Today I visited Alison Uttley's birthplace for the third time, drawing and redrawing a pathway by the boundary of the farm, I spent time walking the hawthorn hedgerows and stone walls near the farm house. Drawing allows time to pause, think, to look, notice and understand these boundaries that inspire me. The notion of boundary is important within my evolving ideas, a physical barrier representing safety and respect.

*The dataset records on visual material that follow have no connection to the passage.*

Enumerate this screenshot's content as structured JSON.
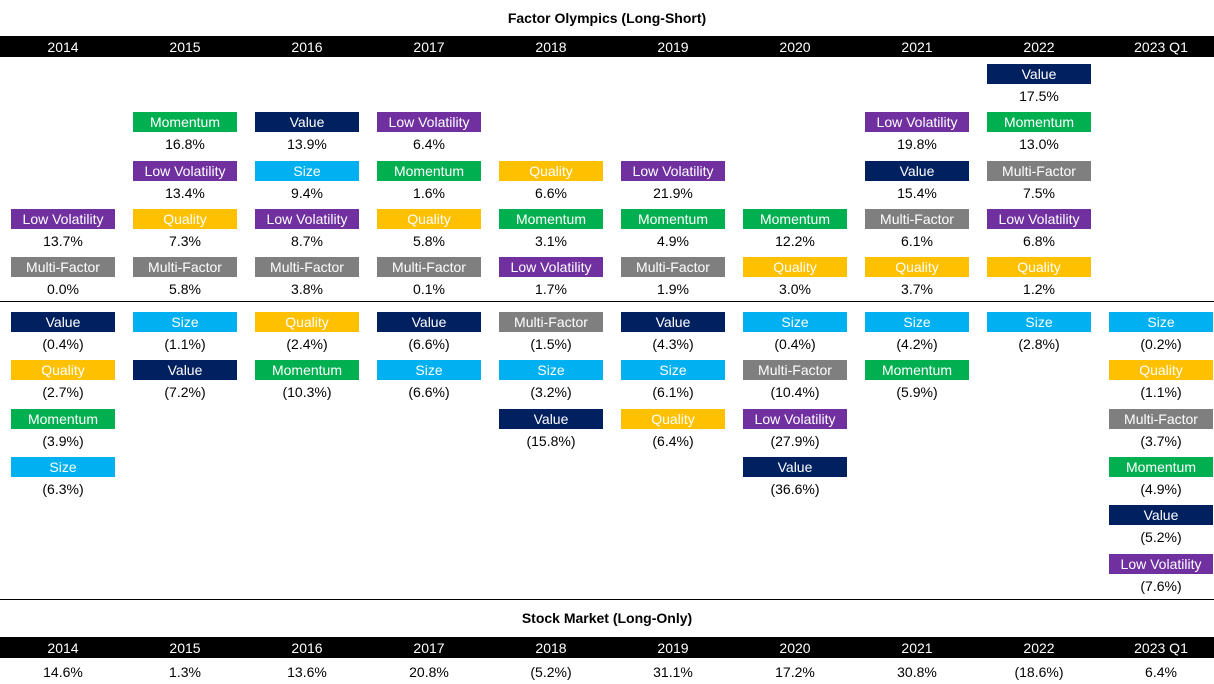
{
  "title": "Factor Olympics (Long-Short)",
  "colors": {
    "Value": "#002060",
    "Size": "#00b0f0",
    "Quality": "#ffc000",
    "Momentum": "#00b050",
    "Low Volatility": "#7030a0",
    "Multi-Factor": "#7f7f7f"
  },
  "columns": [
    {
      "year": "2014",
      "positive": [
        {
          "factor": "Low Volatility",
          "value": "13.7%"
        },
        {
          "factor": "Multi-Factor",
          "value": "0.0%"
        }
      ],
      "negative": [
        {
          "factor": "Value",
          "value": "(0.4%)"
        },
        {
          "factor": "Quality",
          "value": "(2.7%)"
        },
        {
          "factor": "Momentum",
          "value": "(3.9%)"
        },
        {
          "factor": "Size",
          "value": "(6.3%)"
        }
      ]
    },
    {
      "year": "2015",
      "positive": [
        {
          "factor": "Momentum",
          "value": "16.8%"
        },
        {
          "factor": "Low Volatility",
          "value": "13.4%"
        },
        {
          "factor": "Quality",
          "value": "7.3%"
        },
        {
          "factor": "Multi-Factor",
          "value": "5.8%"
        }
      ],
      "negative": [
        {
          "factor": "Size",
          "value": "(1.1%)"
        },
        {
          "factor": "Value",
          "value": "(7.2%)"
        }
      ]
    },
    {
      "year": "2016",
      "positive": [
        {
          "factor": "Value",
          "value": "13.9%"
        },
        {
          "factor": "Size",
          "value": "9.4%"
        },
        {
          "factor": "Low Volatility",
          "value": "8.7%"
        },
        {
          "factor": "Multi-Factor",
          "value": "3.8%"
        }
      ],
      "negative": [
        {
          "factor": "Quality",
          "value": "(2.4%)"
        },
        {
          "factor": "Momentum",
          "value": "(10.3%)"
        }
      ]
    },
    {
      "year": "2017",
      "positive": [
        {
          "factor": "Low Volatility",
          "value": "6.4%"
        },
        {
          "factor": "Momentum",
          "value": "1.6%"
        },
        {
          "factor": "Quality",
          "value": "5.8%"
        },
        {
          "factor": "Multi-Factor",
          "value": "0.1%"
        }
      ],
      "negative": [
        {
          "factor": "Value",
          "value": "(6.6%)"
        },
        {
          "factor": "Size",
          "value": "(6.6%)"
        }
      ]
    },
    {
      "year": "2018",
      "positive": [
        {
          "factor": "Quality",
          "value": "6.6%"
        },
        {
          "factor": "Momentum",
          "value": "3.1%"
        },
        {
          "factor": "Low Volatility",
          "value": "1.7%"
        }
      ],
      "negative": [
        {
          "factor": "Multi-Factor",
          "value": "(1.5%)"
        },
        {
          "factor": "Size",
          "value": "(3.2%)"
        },
        {
          "factor": "Value",
          "value": "(15.8%)"
        }
      ]
    },
    {
      "year": "2019",
      "positive": [
        {
          "factor": "Low Volatility",
          "value": "21.9%"
        },
        {
          "factor": "Momentum",
          "value": "4.9%"
        },
        {
          "factor": "Multi-Factor",
          "value": "1.9%"
        }
      ],
      "negative": [
        {
          "factor": "Value",
          "value": "(4.3%)"
        },
        {
          "factor": "Size",
          "value": "(6.1%)"
        },
        {
          "factor": "Quality",
          "value": "(6.4%)"
        }
      ]
    },
    {
      "year": "2020",
      "positive": [
        {
          "factor": "Momentum",
          "value": "12.2%"
        },
        {
          "factor": "Quality",
          "value": "3.0%"
        }
      ],
      "negative": [
        {
          "factor": "Size",
          "value": "(0.4%)"
        },
        {
          "factor": "Multi-Factor",
          "value": "(10.4%)"
        },
        {
          "factor": "Low Volatility",
          "value": "(27.9%)"
        },
        {
          "factor": "Value",
          "value": "(36.6%)"
        }
      ]
    },
    {
      "year": "2021",
      "positive": [
        {
          "factor": "Low Volatility",
          "value": "19.8%"
        },
        {
          "factor": "Value",
          "value": "15.4%"
        },
        {
          "factor": "Multi-Factor",
          "value": "6.1%"
        },
        {
          "factor": "Quality",
          "value": "3.7%"
        }
      ],
      "negative": [
        {
          "factor": "Size",
          "value": "(4.2%)"
        },
        {
          "factor": "Momentum",
          "value": "(5.9%)"
        }
      ]
    },
    {
      "year": "2022",
      "positive": [
        {
          "factor": "Value",
          "value": "17.5%"
        },
        {
          "factor": "Momentum",
          "value": "13.0%"
        },
        {
          "factor": "Multi-Factor",
          "value": "7.5%"
        },
        {
          "factor": "Low Volatility",
          "value": "6.8%"
        },
        {
          "factor": "Quality",
          "value": "1.2%"
        }
      ],
      "negative": [
        {
          "factor": "Size",
          "value": "(2.8%)"
        }
      ]
    },
    {
      "year": "2023 Q1",
      "positive": [],
      "negative": [
        {
          "factor": "Size",
          "value": "(0.2%)"
        },
        {
          "factor": "Quality",
          "value": "(1.1%)"
        },
        {
          "factor": "Multi-Factor",
          "value": "(3.7%)"
        },
        {
          "factor": "Momentum",
          "value": "(4.9%)"
        },
        {
          "factor": "Value",
          "value": "(5.2%)"
        },
        {
          "factor": "Low Volatility",
          "value": "(7.6%)"
        }
      ]
    }
  ],
  "stock_market": {
    "title": "Stock Market (Long-Only)",
    "values": [
      "14.6%",
      "1.3%",
      "13.6%",
      "20.8%",
      "(5.2%)",
      "31.1%",
      "17.2%",
      "30.8%",
      "(18.6%)",
      "6.4%"
    ]
  }
}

 Overgrown hawthorn hedge near Bakewell

 Hedgerow near Bakewell

 Hedgerow drawings

 Stone wall boundary Castle Top Farm

 Wall and path boundary at castle Top Farm

Stone wall Castle Top Farm

Thursday 1 November 2018

lay of the land

My aa2a project is being conjured from the ether. I took the train from Matlock to Derby today to work in the university library. 

Now I know where author Alison Uttley was born I'm beginning to understand the lay of the land and where to look for a fleeting glimpse of the farmhouse rooftop from the train. I've read Our Village, Alison Uttley's Cromford and Country Hoard (bought in Scarthin Books) and the farm landscape is enlivened by her writing.

Today I took this photo and enjoy the blur, centred is the farmhouse, hunkered down, grounded, immovable.

art library joy

Felt so at home in Derby University library today, gathering and rediscovering my core and repeatedly visited art references. My dyslexia was fierce, looking up books made difficult by one minute being able to spell a word and the next unable... Got there in the end!

I carried off the Subversive Stitch and Louise Bourgeois An Unfolding Portrait. Its thrilling wandering an art library, thankful for the opportunity.